なぜ日本は、賃金が上がらず平均では下がって、デフレになってしまったのでしょうか?これは1990年代からの、輸出製造業での「中国の台頭」が関係しています。(『ビジネス知識源プレミアム』吉田繁治)
※本記事は有料メルマガ『ビジネス知識源プレミアム』2018年5月10日号の一部抜粋です。興味を持たれた方は、ぜひこの機会にバックナンバー含め今月すべて無料のお試し購読をどうぞ。
世界的にも異常。日本のパートと正社員の時給格差は「約2倍」
日本にデフレをもたらした「中国の台頭」
わが国の正社員数は、24年前の1994年が最高で、3809万人でした(この年度の非正規は971万人:現在の48%)。そして、2017年の正社員は3424万人です。1994年以降は、正社員数は増えずむしろ減って、パートを主とした非正規労働によって労働補充が行われてきたのです。
なぜ日本は、賃金が上がらず平均では下がって、デフレになってしまったのでしょうか。
これは、1990年代からの、輸出製造業での中国の台頭と関係しています。自由貿易をする二国では、労働の賃金は、時間をかけて平準化に向かうからです。
2000年頃の中国の平均賃金は日本の1/30でした。
現在、世界1の工業都市シンセンのフルタイム労働の最低賃金は、2130元(3万6200円/月)、パートの最低時給は19.5元(331円/時間)です。正社員で日本の約1/7、パートでは1/3にまで上がっています(2017年)。年率では、10%から20%の上昇率でした。
1990年代中期から、大手企業の経営者や上級マネジャークラスは別にして、日本人の平均賃金が上がらなくなった原因は、労働が作った商品に、工業化したアジアと中国人以上の付加価値のあるものが減ってきたからです。家電産業などがその典型です。
商品輸入は、労働の「移民受け入れ」と同じこと
正社員を増やせず、時間給がほぼ1/2のパートの増加に頼ったのも、1/3の低価格の中国製品の輸出が原因です。
商品は、労働で作られます。労働が結実し、付加価値を作ったものものが商品です。商品を輸入することは、コンテナに封じ込めた労働(労賃)を輸入することと、経済的には同じです。

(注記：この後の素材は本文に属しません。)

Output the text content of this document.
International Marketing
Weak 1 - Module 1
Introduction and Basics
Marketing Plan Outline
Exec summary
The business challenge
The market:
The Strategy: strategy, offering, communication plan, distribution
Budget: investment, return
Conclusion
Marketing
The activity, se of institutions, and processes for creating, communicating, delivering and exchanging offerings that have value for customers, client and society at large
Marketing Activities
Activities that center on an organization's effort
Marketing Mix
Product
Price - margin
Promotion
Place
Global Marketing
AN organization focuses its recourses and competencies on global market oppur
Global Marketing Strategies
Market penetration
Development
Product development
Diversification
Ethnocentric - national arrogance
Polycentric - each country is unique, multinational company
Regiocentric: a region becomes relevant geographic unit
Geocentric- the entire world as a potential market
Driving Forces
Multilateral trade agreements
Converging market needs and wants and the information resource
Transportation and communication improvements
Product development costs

移民ではなくても、商品輸入は、労働の移民と同じです。
中国製品に「性能/価格=商品価値」で対抗するには、商品の価格の中の、労賃の部分(人件費の構成比)を下げるしか方法がなかった。
賃金(=世帯所得)が上がらないと、世帯の商品購買は増えません。パート構成比の増加で、世帯の平均所得は下がった。商品購買力が減ったのです。このため、生産力が超過し、1990年代からは円高だったので輸入は増え、商品価格が下がるデフレ経済になって行ったのです(※筆者注:1985年のプラザ合意の前まで、1ドル240円だったことをご存知でしょうか)。
間違いを認めないまま「物価目標を諦めた」日銀
日本のデフレ現象は、政府・日銀が言った「マネー量の増加率」の低下のためではなく、円高・元安もからんだ中国からの商品輸入の増加と、商品需要数の増加のなさによるものでした。
2000年代の日本では、「インフレもデフレも貨幣現象」というマネタリストの大家・フリードマンの学説は、あてはまらなかったのです(※筆者注:経済学は、国と年代でファンダメンタルズの条件が異なるので科学にはなり得ず、思想的なイデオロギーに終わるものです。このため、思想のようにいろんな説がありえます)。
日銀が、マネー量を400兆円も増やした異次元緩和が、わが国の2010年代では、インフレをもたらすことはなかったのです。黒田日銀は、頼った理論の間違いとは言わず、2018年4月に「静かに」2%のインフレ目標をやめています。
日銀を含む財務省は、従来から、決して自分たちが犯した間違いを認めない省庁です。敗戦の直後には、全省庁が行政文書を燃やしています。戦争犯罪を逃れるためです。